Lab opening time: 10:07 AM
Today started out with the team setting goals for what needed to be done today. Our goals for today were:
- Check the practicality of the swerve drive
- Start on VEX Pro order
- Check the Versa Planetary Inventory
- Create the “expo” CAD of the robot
- Check the Kit of Parts Inventory
- Start on FIRST Choice order
- Revise build blog
- Start on VEX swerve drive
After setting our goals, the build team began discussing what robot systems and functions we needed to start working on. We came up with:
- Swerve Modules
- Static Frame
- Tote System
- Fork Clamp
- Recycle Can System
- Grabber Pneumatic
- Intake Rollers
- Versa Planetary
- Intake Rollers
- Possibly hooks
- Possibly actuators
After breaking up the robot into different systems, five different teams were created to tackle separate projects. Joshua, Alexander Luke, and James worked on the “expo” CAD of the robot. Mika, Olivia, and Claire worked on the tote-can elevator, Bhavin and Roupen worked on the intake rollers that will help guide the tote into the robot in the correct orientation. Lastly, Devon, Lousaper, Elizabeth, and Meet worked on the auto canner which is basically a mechanism that will grab the two recycling cans during the autonomous period.
The team expanded on the elevator idea that they had yesterday which was to have two different stages on our elevator, one that would lift the totes and one to hold the recycling can. On further discussion, some member realized that the same effect could be done by putting on doors at the front of the elevator that would keep the can from falling out. However, Mr. Black thought that the doors would not be much more effective because they would still need motors and gears and the difference between the doors and the two stages was not very big.

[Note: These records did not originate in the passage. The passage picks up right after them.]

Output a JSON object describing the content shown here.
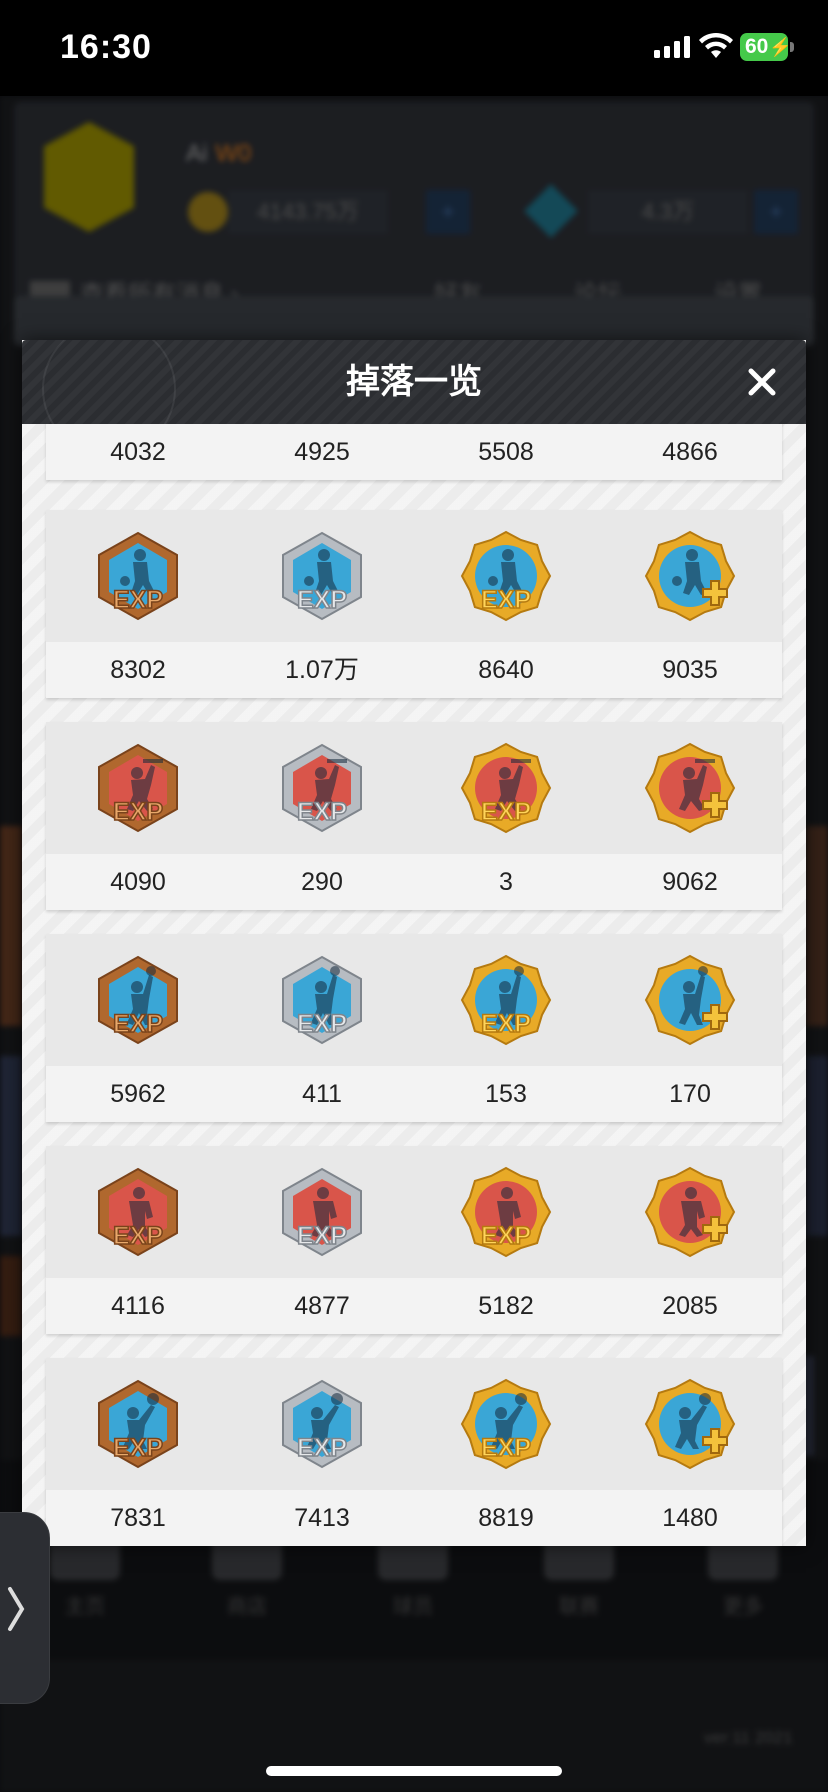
{
  "status_bar": {
    "time": "16:30",
    "battery": "60"
  },
  "background": {
    "username": "Ai",
    "vip": "W0",
    "gold": "4143.75万",
    "gems": "4.3万",
    "news": "查看所有消息",
    "menu": [
      "好友",
      "论坛",
      "设置"
    ],
    "nav": [
      "主页",
      "商店",
      "球员",
      "联赛",
      "更多"
    ],
    "version": "ver:11 2021"
  },
  "modal": {
    "title": "掉落一览",
    "top_row": [
      "4032",
      "4925",
      "5508",
      "4866"
    ],
    "rows": [
      {
        "theme": "blue",
        "pose": "dribble",
        "values": [
          "8302",
          "1.07万",
          "8640",
          "9035"
        ]
      },
      {
        "theme": "red",
        "pose": "dunk",
        "values": [
          "4090",
          "290",
          "3",
          "9062"
        ]
      },
      {
        "theme": "blue",
        "pose": "shoot",
        "values": [
          "5962",
          "411",
          "153",
          "170"
        ]
      },
      {
        "theme": "red",
        "pose": "post",
        "values": [
          "4116",
          "4877",
          "5182",
          "2085"
        ]
      },
      {
        "theme": "blue",
        "pose": "rebound",
        "values": [
          "7831",
          "7413",
          "8819",
          "1480"
        ]
      }
    ],
    "item_variants": [
      "bronze-exp",
      "silver-exp",
      "gold-exp",
      "gold-plus"
    ],
    "item_icon_names": [
      "exp-medal-bronze-icon",
      "exp-medal-silver-icon",
      "exp-medal-gold-icon",
      "attribute-plus-medal-icon"
    ],
    "colors": {
      "blue_fill": "#3aa6d6",
      "red_fill": "#d9554a",
      "bronze": "#b0682e",
      "silver": "#b7bcc2",
      "gold": "#e8aa27"
    }
  }
}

Late in the afternoon, after one of the elevator ratcheting prototypes was completed, several members of the team got into a discussion about making an elevator that would have more torque at the bottom and more speed at the top. They realized that they would need some sort of pulley system that would increase the diameter of the bottom pulley as the elevator comes down. The member soon began to wonder how many rotations it would take to wind up rope on a pulley given that the length of the rope was 72 inches. After coming up with a mathematical equation, several members tried to solve this problem by hand. Mr. Black was convinced that a problem of this complexity would only take about 20 lines of code in Basic. After many more attempts on paper, Mr. Black decided to solve this problem using excel. For those of you playing at home, the answer to this question is approximately 10.9 rotations.
While work continued on the prototype, the CAD team worked on a prototype of the swerve drive for the programming team to practice with.They also worked on the CAD model of the elevator.
The business team was hard at work today. They were able to organize the business cabinet, print the team 696 brochure, and write more sponsorship letters. Late in the afternoon, more discussion began on whether or not to place the recycling can on top of the totes before stacking the totes or to place the can on top of an already existing stack.
The team decided that it would be best to start with the can and then build a stack because the robot would not run the risk of knocking down the stack when trying to place the can on top of the totes. Finally, near closing time, after members started to experiment with the human player station and the advantages or disadvantages of placing the can on its side rather than vertical. Once four totes were stacked, we realized that the can was at the same height as the litter chute. This meant that we did not have to try and feed the noodle into the can from the ground but could instead just be pushed into the container from standing height. After many trials and a few looks at the rules, we came up with a strategy for placing the pool noodles into the can.
Lab closing time: 8:15 PM